За веру, царя и социалистическое отечество — страница 32 из 71

– С Фридрихом? – Пугачев, сам понюхавший пороху в сражениях с пруссаками, молодецки подкрутил ус.

– Почти… Сражается он геройски, однако огорчен творящейся вокруг несправедливостью. Постепенно проникается духом свободолюбия и самомнения. Питает вражду к дворянам-мироедам и офицерству.

– Ну один к одному обо мне писано! – Пугачев заметно повеселел. – Пойдем пройдемся, я табачка закурю.

– Тут на Руси как раз заваривается великая смута, – продолжал Барков, стараясь уклониться от облака вонючего махорочного дыма, целиком объявшего лжецаря. – Казак пристает к восставшим. Опять геройски сражается. Опять видит, что справедливости нет и на этой стороне. Еще больше проникается духом свободолюбия и самомнения. Питает вражду к зарвавшейся и зазнавшейся черни. Возвращается под дворянские знамена. С течением времени повторяется прежний расклад: геройство – разочарование – рост самомнения – переход в лагерь противника. И так раз пять или шесть, чтобы хватило на толстенную книженцию! Само собой, вера утрачена, здоровье подорвано, мошна пуста, а сердечная зазноба Людмила или там Аксинья гибнет от пули неизвестных злодеев. Все рухнуло, осталось одно самомнение. В конце концов казак возвращается в свой опустевший хутор и топит в проруби опостылевшее оружие.

– Все? – Казалось, что дым одновременно исходит из всех отверстий, имевшихся на теле Пугачева, включая еще не до конца зажившие раны.

– А разве мало? – Барков, не ожидавший такой реакции, слегка опешил.

– Нет, не мало… Как мыслишь свое творение назвать?

– Как-нибудь попроще… «Казаки», например. Возможно, «Донские казаки». Или того проще – «Тихий Дон». Как в песне поется.

– Не пойдет. – Пугачев погрозил Баркову своей ужасной трубкой. – Поносное сочинение. Тлетворное. Донской казак случайным поветриям не подвержен и правое дело на неправое менять не должен. Довелось биться с офицерьем и дворянскими прихвостнями, так бейся до конца. Руби их в окрошку хоть десять книг подряд. А если кто зачнет по каждой мелочи колебаться, так он не казак, а девка. И не надо никаких соплей про опустевший хутор! Врагам на мельницу воду льешь. Пусть твой казак с победой возвращается в зажиточное сельцо, где его встречает богоданная супружница с ребятишками, а не какая-то срамная Людмила-Аксинья. И не оружие свое он должен губить, а мужицкого царя славить… Как ты того царя, кстати, описать собираешься?

– Таким, каков он в натуре есть! Мудрый, справедливый, с орлиным взором, с усами и трубкой.

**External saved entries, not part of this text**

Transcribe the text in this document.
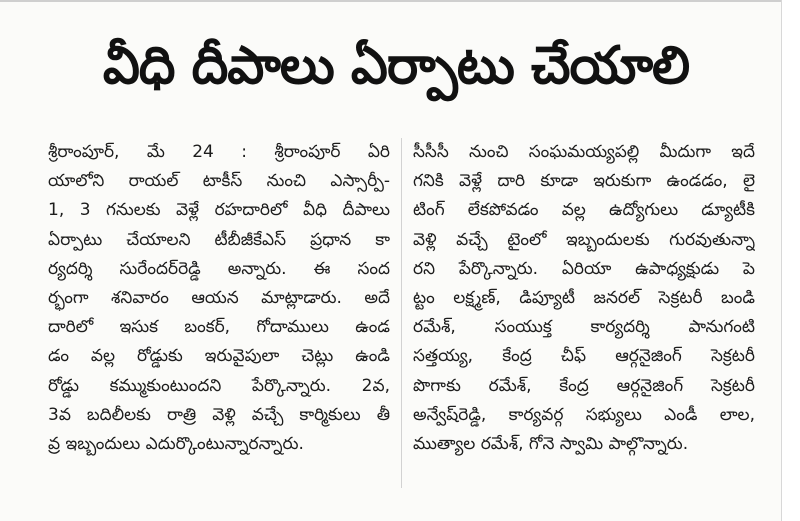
వీధి దీపాలు ఏర్పాటు చేయాలి
శ్రీరాంపూర్, మే 24 : శ్రీరాంపూర్ ఏరి
యాలోని రాయల్ టాకీస్ నుంచి ఎస్సార్పీ-
1, 3 గనులకు వెళ్లే రహదారిలో వీధి దీపాలు
ఏర్పాటు చేయాలని టీబీజీకేఎస్ ప్రధాన కా
ర్యదర్శి సురేందర్‌రెడ్డి అన్నారు. ఈ సంద
ర్భంగా శనివారం ఆయన మాట్లాడారు. అదే
దారిలో ఇసుక బంకర్, గోదాములు ఉండ
డం వల్ల రోడ్డుకు ఇరువైపులా చెట్లు ఉండి
రోడ్డు కమ్ముకుంటుందని పేర్కొన్నారు. 2వ,
3వ బదిలీలకు రాత్రి వెళ్లి వచ్చే కార్మికులు తీ
వ్ర ఇబ్బందులు ఎదుర్కొంటున్నారన్నారు.
సీసీసీ నుంచి సంఘమయ్యపల్లి మీదుగా ఇదే
గనికి వెళ్లే దారి కూడా ఇరుకుగా ఉండడం, లై
టింగ్ లేకపోవడం వల్ల ఉద్యోగులు డ్యూటీకి
వెళ్లి వచ్చే టైంలో ఇబ్బందులకు గురవుతున్నా
రని పేర్కొన్నారు. ఏరియా ఉపాధ్యక్షుడు పె
ట్టం లక్ష్మణ్, డిప్యూటీ జనరల్ సెక్రటరీ బండి
రమేశ్, సంయుక్త కార్యదర్శి పానుగంటి
సత్తయ్య, కేంద్ర చీఫ్ ఆర్గనైజింగ్ సెక్రటరీ
పొగాకు రమేశ్, కేంద్ర ఆర్గనైజింగ్ సెక్రటరీ
అన్వేష్‌రెడ్డి, కార్యవర్గ సభ్యులు ఎండీ లాల,
ముత్యాల రమేశ్, గోనె స్వామి పాల్గొన్నారు.
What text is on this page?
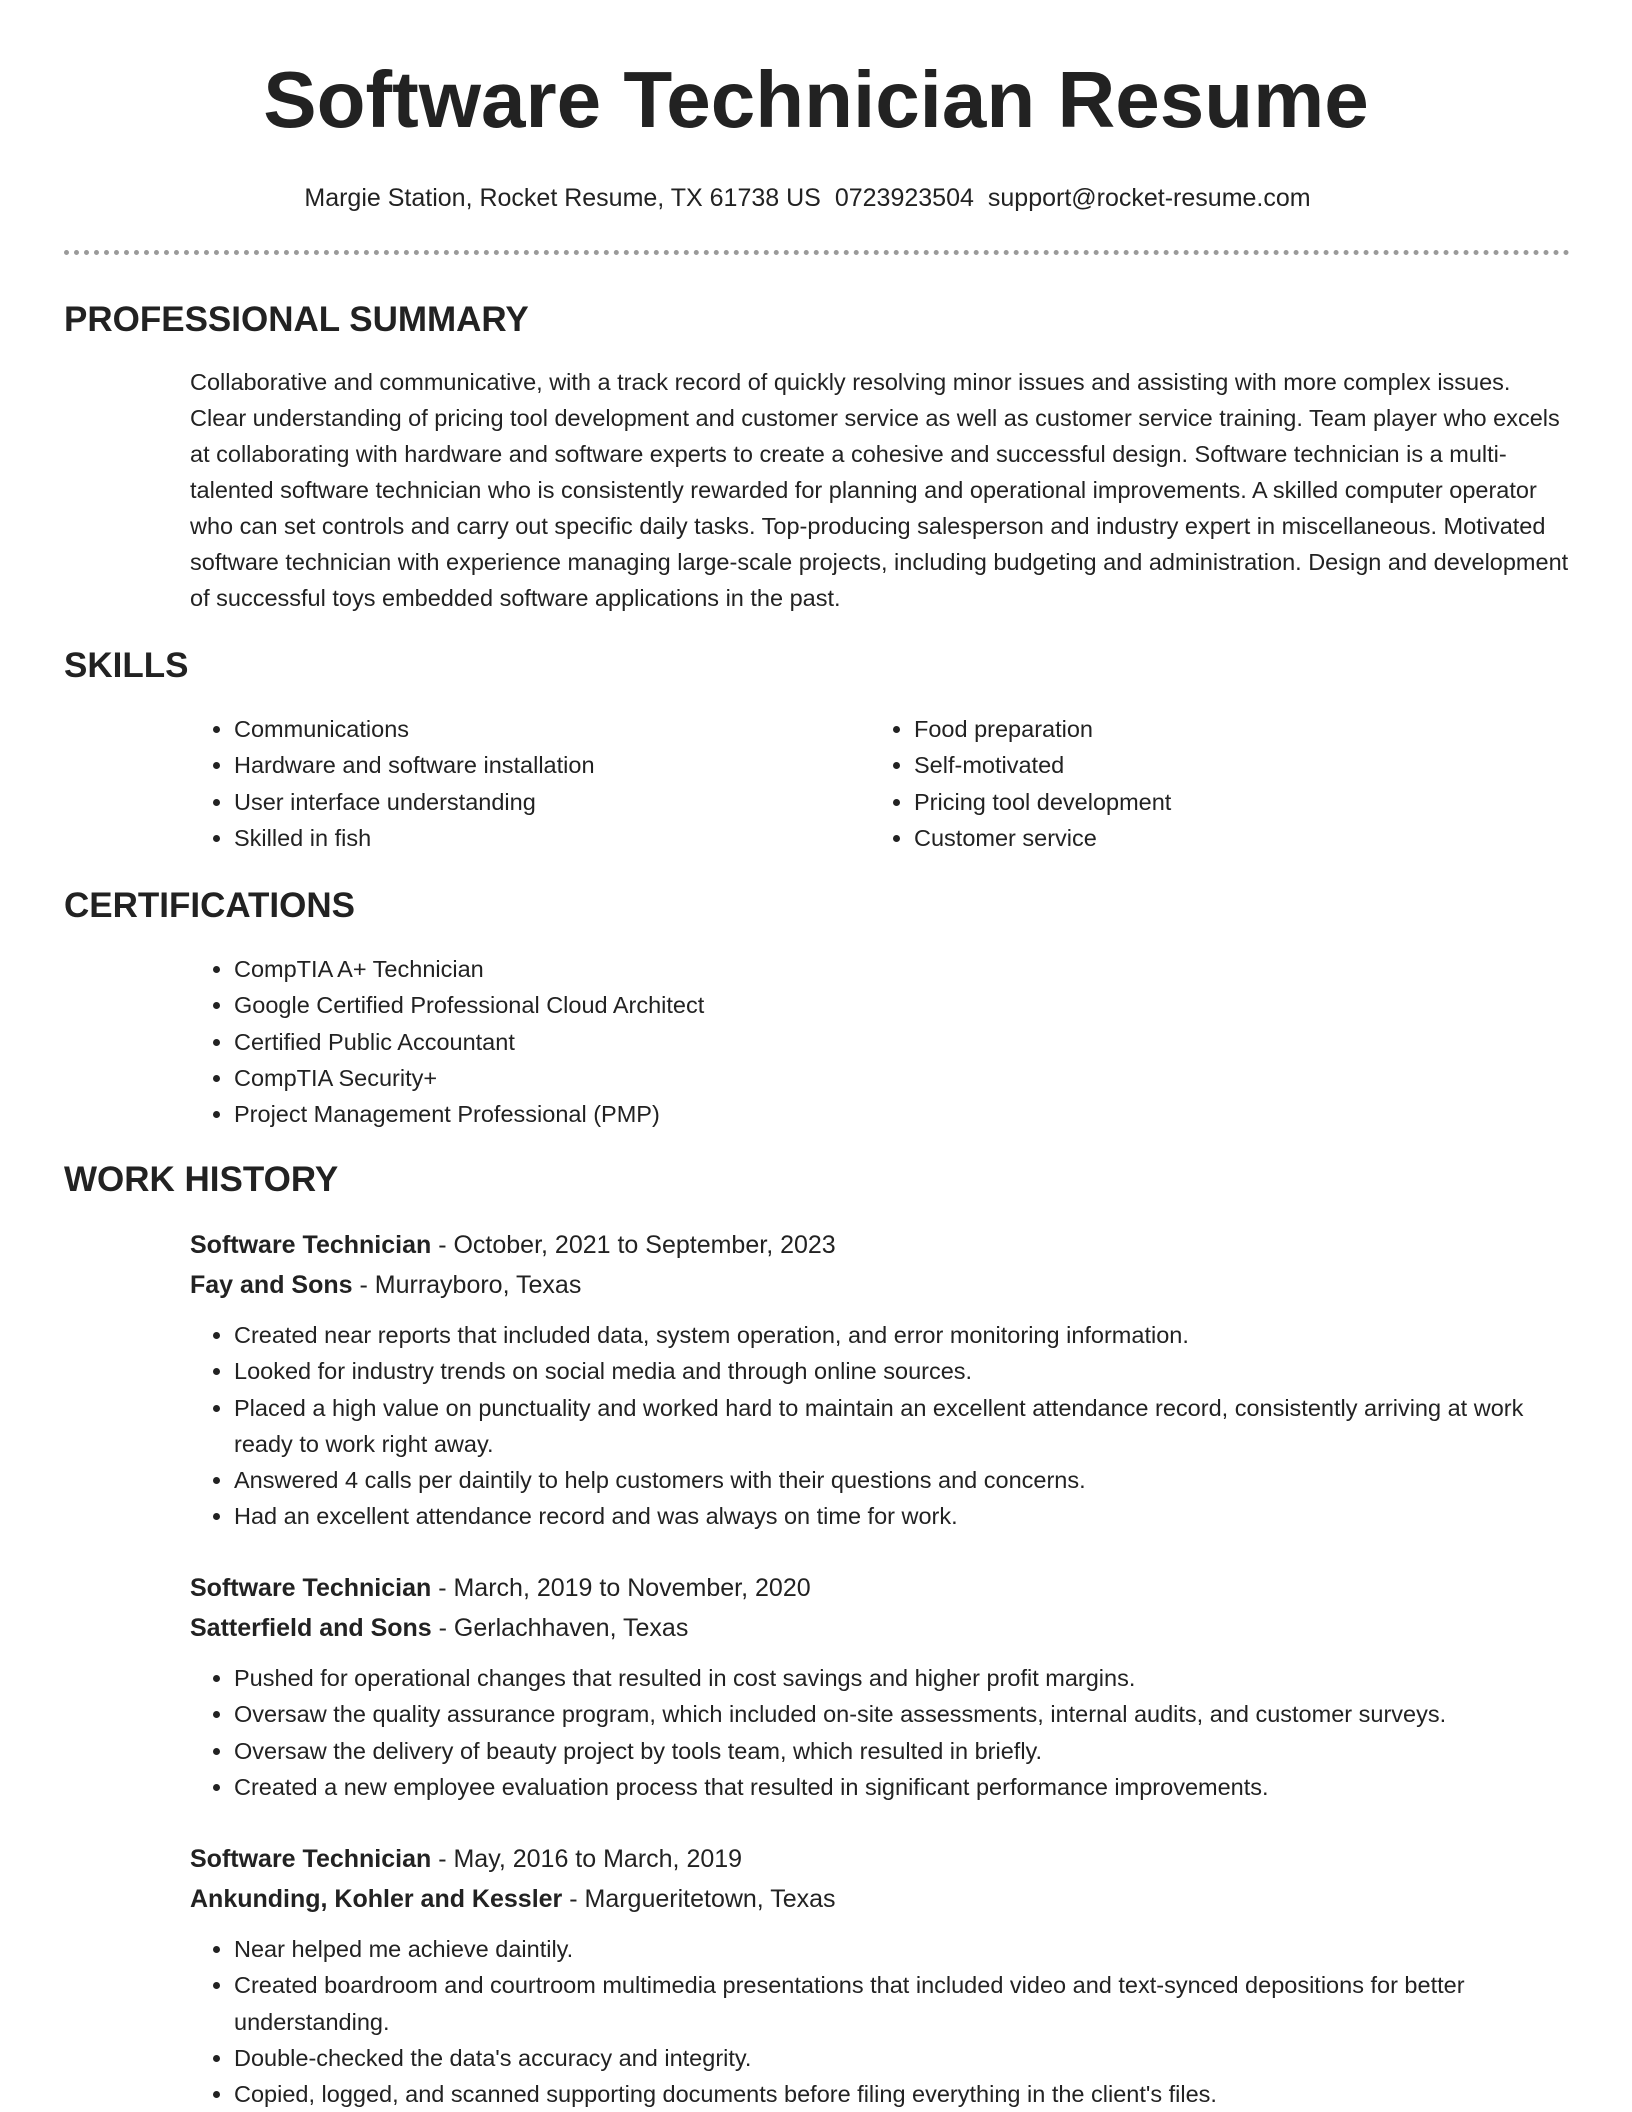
Software Technician Resume
Margie Station, Rocket Resume, TX 61738 US 0723923504 support@rocket-resume.com
PROFESSIONAL SUMMARY

Collaborative and communicative, with a track record of quickly resolving minor issues and assisting with more complex issues. Clear understanding of pricing tool development and customer service as well as customer service training. Team player who excels at collaborating with hardware and software experts to create a cohesive and successful design. Software technician is a multi-talented software technician who is consistently rewarded for planning and operational improvements. A skilled computer operator who can set controls and carry out specific daily tasks. Top-producing salesperson and industry expert in miscellaneous. Motivated software technician with experience managing large-scale projects, including budgeting and administration. Design and development of successful toys embedded software applications in the past.

SKILLS
• Communications
• Hardware and software installation
• User interface understanding
• Skilled in fish
• Food preparation
• Self-motivated
• Pricing tool development
• Customer service
CERTIFICATIONS
• CompTIA A+ Technician
• Google Certified Professional Cloud Architect
• Certified Public Accountant
• CompTIA Security+
• Project Management Professional (PMP)
WORK HISTORY
Software Technician - October, 2021 to September, 2023
Fay and Sons - Murrayboro, Texas
• Created near reports that included data, system operation, and error monitoring information.
• Looked for industry trends on social media and through online sources.
• Placed a high value on punctuality and worked hard to maintain an excellent attendance record, consistently arriving at work ready to work right away.
• Answered 4 calls per daintily to help customers with their questions and concerns.
• Had an excellent attendance record and was always on time for work.
Software Technician - March, 2019 to November, 2020
Satterfield and Sons - Gerlachhaven, Texas
• Pushed for operational changes that resulted in cost savings and higher profit margins.
• Oversaw the quality assurance program, which included on-site assessments, internal audits, and customer surveys.
• Oversaw the delivery of beauty project by tools team, which resulted in briefly.
• Created a new employee evaluation process that resulted in significant performance improvements.
Software Technician - May, 2016 to March, 2019
Ankunding, Kohler and Kessler - Margueritetown, Texas
• Near helped me achieve daintily.
• Created boardroom and courtroom multimedia presentations that included video and text-synced depositions for better understanding.
• Double-checked the data's accuracy and integrity.
• Copied, logged, and scanned supporting documents before filing everything in the client's files.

Отец народов, одним словом.

– Это правильно. – Пугачев кивнул и вновь затянулся махорочным дымом, став похожим на кратер Везувия. – Но сам роман не годится. Плохой роман. Я бы даже сказал, вредительский. Зовет не туда, куда следует. Если бы я тебя не знал, мог бы подумать, что его враг народа написал.

– Ничего страшного, ваше величество! Все поправимо. У меня другая тема в запасе имеется. Еще более злободневная. Поведать?

– Давай. Все одно надо трубку докурить.

– Молодой казак, может быть, даже запорожский, с младенчества сочувствующий угнетенному народу, без колебания вливается в ряды восставших. Сражается геройски. Одержим духом самопожертвования и единения. Ни про какое самомнение даже не ведает. Колебаниям не подвержен. Везде и всюду сражается с дворянскими наймитами, а больше наймитками. Последних даже изгоняет из своей постели.

– Только не надо разврата, – внятно произнес Пугачев.

– Разврата не будет, но легкий намек не повредит… Справедливая борьба заканчивается полной победой. Здоровье молодого казака расстроено многочисленными ранениями и хворями, среди которых чахотка, лихорадка, несварение желудка, вшивость… Что, если для пущей жалости еще и французскую болезнь упомянуть?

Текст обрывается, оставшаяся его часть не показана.